Barnsley Army vets pay their respects on Remembrance weekend

By 15th November, 2023 Press Releases No Comments

VETERANS of the armed forces were among those paying their respects at the Mapplewell and Staincross War Memorial, in Barnsley, over Remembrance weekend.

William “Bill” Dyson, 84, served in the Royal Army Ordinance Corps for 27 years, from 1947, receiving medals for services in Cyprus, Belize, Saudi Arabia, Germany, Belfast and Londonderry, in Northern Ireland.

He was joined by Ian Dickinson, 91, who joined the 5th Royal Tank Regiment when he was 25 years old, serving for two years and supporting new recruits as an education sergeant.

Both Bill and Ian, who live at Deangate Care Home, Towngate, Mapplewell, Barnsley, were joined by activities coordinator Rachael Addy when they visited the memorial. Ian was also accompanied by his daughter, Clare, as they paid their respects to armed forces members who have died in the line of duty.

Bill, who was a highly respected sergeant and vehicle specialist, wore his uniform and medals for the occasion, when he laid a cross bearing a message from all the residents at the care home.

He said: “I feel honoured to visit the memorial on Remembrance weekend. The cross represents all those that fell before us and they will not be forgotten.

“It’s a privilege to wear my uniform. I wear it in pride for the service that I provided this country.”

Recalling his days of service, Bill said: “I could drive anything.
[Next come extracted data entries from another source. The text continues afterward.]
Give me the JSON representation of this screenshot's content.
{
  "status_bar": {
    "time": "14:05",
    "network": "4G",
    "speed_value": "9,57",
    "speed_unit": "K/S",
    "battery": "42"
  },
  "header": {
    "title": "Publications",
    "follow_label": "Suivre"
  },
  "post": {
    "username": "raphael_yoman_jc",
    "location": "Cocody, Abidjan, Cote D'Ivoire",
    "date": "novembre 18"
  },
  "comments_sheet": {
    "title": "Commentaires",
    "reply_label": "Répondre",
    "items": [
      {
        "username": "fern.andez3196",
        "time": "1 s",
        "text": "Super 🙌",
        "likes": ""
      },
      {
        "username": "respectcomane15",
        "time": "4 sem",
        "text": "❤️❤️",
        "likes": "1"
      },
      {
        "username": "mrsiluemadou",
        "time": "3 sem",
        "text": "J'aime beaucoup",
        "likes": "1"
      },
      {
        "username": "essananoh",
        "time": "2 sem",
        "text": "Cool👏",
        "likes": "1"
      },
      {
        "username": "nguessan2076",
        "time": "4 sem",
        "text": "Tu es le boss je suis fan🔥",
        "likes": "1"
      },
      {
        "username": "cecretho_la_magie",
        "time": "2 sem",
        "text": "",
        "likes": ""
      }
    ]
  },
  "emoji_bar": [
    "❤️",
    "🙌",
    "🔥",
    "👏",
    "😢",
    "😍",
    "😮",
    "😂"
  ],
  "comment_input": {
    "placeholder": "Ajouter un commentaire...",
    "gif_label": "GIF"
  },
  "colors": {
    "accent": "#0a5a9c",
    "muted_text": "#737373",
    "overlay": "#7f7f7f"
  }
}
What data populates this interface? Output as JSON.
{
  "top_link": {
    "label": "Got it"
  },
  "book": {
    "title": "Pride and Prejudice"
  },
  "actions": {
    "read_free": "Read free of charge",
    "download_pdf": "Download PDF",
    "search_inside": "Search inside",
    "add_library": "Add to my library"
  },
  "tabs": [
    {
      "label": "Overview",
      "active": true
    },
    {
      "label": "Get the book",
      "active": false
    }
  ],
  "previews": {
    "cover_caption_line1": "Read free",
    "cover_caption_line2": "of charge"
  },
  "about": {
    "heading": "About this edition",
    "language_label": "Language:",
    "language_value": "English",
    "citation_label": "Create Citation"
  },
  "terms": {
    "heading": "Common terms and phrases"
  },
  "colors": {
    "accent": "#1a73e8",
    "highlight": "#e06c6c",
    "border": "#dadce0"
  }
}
Tanks, jeeps, cars. I once got the chance to fly a helicopter. Granted it was only a couple of minutes taking over the controls.

“I travelled to many places in my 27 years in the Army. I only ever fired one bullet though and that was when I was serving in Belize. And I missed. I could hit a target though.”

Ian used to visit a cenotaph in Morecombe with his wife, Margot, and his family on Remembrance Sunday. The couple used to lay a special poppy for Margot’s grandfather, who fought in the Second World War.

Due to his wife’s ill health and Ian moving to Deangate Care Home, he was unable to take part in his usual tradition this year. Instead, he laid a poppy at the Mapplewell memorial as a mark of respect.

Ian said: “If those brave souls had not fought in those many wars for us, where would we be now? They have given us freedom and gave us the tools to be a proud nation.

“Look at how many young men lost their lives. It’s a small village. It is so sad but I am so grateful to them.”

After observing two minutes of silence and looking around the monument, the group stopped at The Talbot Inn, in Mapplewell, for a pint. The landlord offered the gents a complementary glass of port each for their service to the country. After they had finished, another patron offered them a drink of their choice.

Bill and Ian shared stories about their respective regiments and reminisced about times gone by before returning to Deangate Care Home.

Activities coordinator Rachael said: “It has been an honour to take the gents out and see how much the fallen meant to them. They are so grateful to the brave men and women that served this country and for the great friends and memories they created whilst serving in the Army themselves.

“From everyone at Deangate Care Home, thank you, thank you, thank you to all those who have served and continue to serve in the Armed Forces.”